The Washington Times - November 8, 2012, 09:25PM

INDIAN WELLS, Calif. — The Washington Nationals have been in touch with the agents for left-handed relievers Sean Burnett and Michael Gonzalez and are interested in bringing both pitchers back for the 2013 season as part of beefing up what they feel is already a strong bullpen.

“I like the bullpen where we’re at right now,” Rizzo said, noting that acquiring at least one more left-handed is certainly on their to-do list this offseason. Burnett and Gonzlez posted strong seasons for the Nationals in 2012 and were well-liked teammates. 


Both figure to also receive a good deal of interest on the open market. Burnett recently declined his $3.5 million option for the 2013 season and became a free agent. He had a 2.38 ERA this season for the Nationals, pitching much of the second half of the season with a bone spur in his left elbow.

Gonzalez, too, put together a nice season after signing a minor league deal with the Nationals in early May. He had a 3.03 ERA and held left-handed batters to a .179 average. 

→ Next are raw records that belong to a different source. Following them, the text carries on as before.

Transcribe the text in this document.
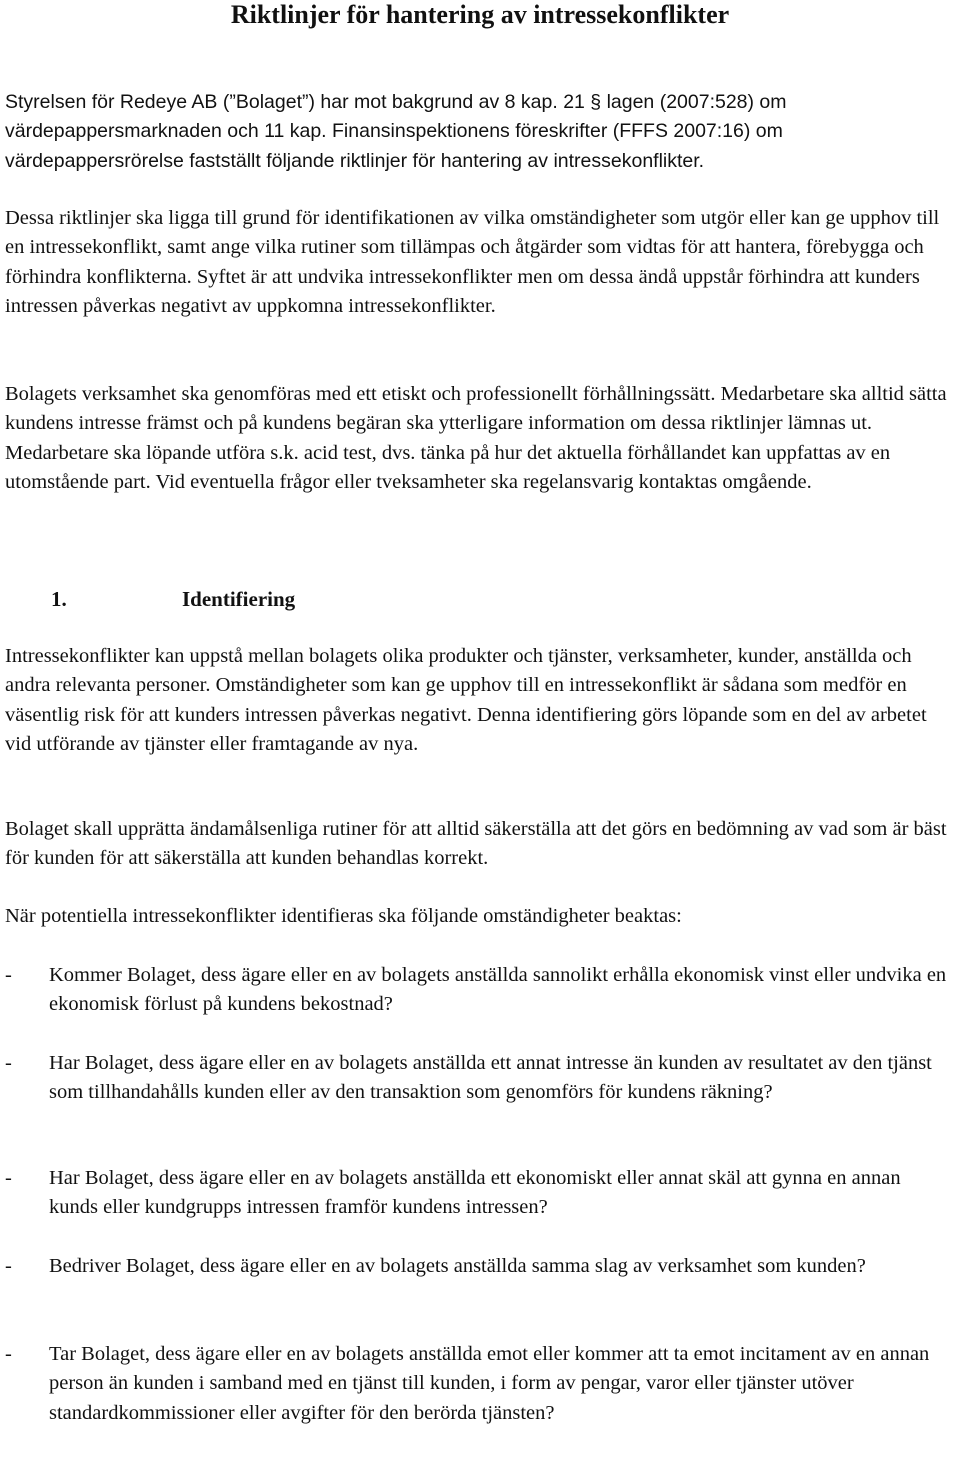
Riktlinjer för hantering av intressekonflikter

Styrelsen för Redeye AB (”Bolaget”) har mot bakgrund av 8 kap. 21 § lagen (2007:528) om värdepappersmarknaden och 11 kap. Finansinspektionens föreskrifter (FFFS 2007:16) om värdepappersrörelse fastställt följande riktlinjer för hantering av intressekonflikter.

Dessa riktlinjer ska ligga till grund för identifikationen av vilka omständigheter som utgör eller kan ge upphov till en intressekonflikt, samt ange vilka rutiner som tillämpas och åtgärder som vidtas för att hantera, förebygga och förhindra konflikterna. Syftet är att undvika intressekonflikter men om dessa ändå uppstår förhindra att kunders intressen påverkas negativt av uppkomna intressekonflikter.

Bolagets verksamhet ska genomföras med ett etiskt och professionellt förhållningssätt. Medarbetare ska alltid sätta kundens intresse främst och på kundens begäran ska ytterligare information om dessa riktlinjer lämnas ut. Medarbetare ska löpande utföra s.k. acid test, dvs. tänka på hur det aktuella förhållandet kan uppfattas av en utomstående part. Vid eventuella frågor eller tveksamheter ska regelansvarig kontaktas omgående.

1.	Identifiering

Intressekonflikter kan uppstå mellan bolagets olika produkter och tjänster, verksamheter, kunder, anställda och andra relevanta personer. Omständigheter som kan ge upphov till en intressekonflikt är sådana som medför en väsentlig risk för att kunders intressen påverkas negativt. Denna identifiering görs löpande som en del av arbetet vid utförande av tjänster eller framtagande av nya.

Bolaget skall upprätta ändamålsenliga rutiner för att alltid säkerställa att det görs en bedömning av vad som är bäst för kunden för att säkerställa att kunden behandlas korrekt.

När potentiella intressekonflikter identifieras ska följande omständigheter beaktas:

- Kommer Bolaget, dess ägare eller en av bolagets anställda sannolikt erhålla ekonomisk vinst eller undvika en ekonomisk förlust på kundens bekostnad?
- Har Bolaget, dess ägare eller en av bolagets anställda ett annat intresse än kunden av resultatet av den tjänst som tillhandahålls kunden eller av den transaktion som genomförs för kundens räkning?
- Har Bolaget, dess ägare eller en av bolagets anställda ett ekonomiskt eller annat skäl att gynna en annan kunds eller kundgrupps intressen framför kundens intressen?
- Bedriver Bolaget, dess ägare eller en av bolagets anställda samma slag av verksamhet som kunden?
- Tar Bolaget, dess ägare eller en av bolagets anställda emot eller kommer att ta emot incitament av en annan person än kunden i samband med en tjänst till kunden, i form av pengar, varor eller tjänster utöver standardkommissioner eller avgifter för den berörda tjänsten?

So while getting more left-handed balance is atop the Nationals’ list for the 2013 bullpen — with Tom Gorzelanny the only left-handed reliever under contract at this time — the Nationals are typically not closing themselves off from simply trying to better what is already a strong unit. 

“We’re fortunate in the fact that our righties get out lefties as good as most lefties get out lefties,” Rizzo said. 

Where the Nationals are particularly strong already is at the back-end of the bullpen. The Nationals figure to go into the 2013 season with Drew Storen closing, Tyler Clippard setting up for him and at least a mix of Ryan Mattheus, Craig Stammen and Henry Rodriguez serving in a seventh-inning set-up role.

The first four of those relievers put up strong 2012 seasons and Rodriguez’s rehab from August surgery to remove a bone chip and repair a bone spur in his right elbow is going extremely well, Rizzo said. The right-hander is expected to be fully healthy for spring training and the Nationals are expecting that’ll help them to see more of the power pitcher with tantalizing stuff and less of the one with control issues.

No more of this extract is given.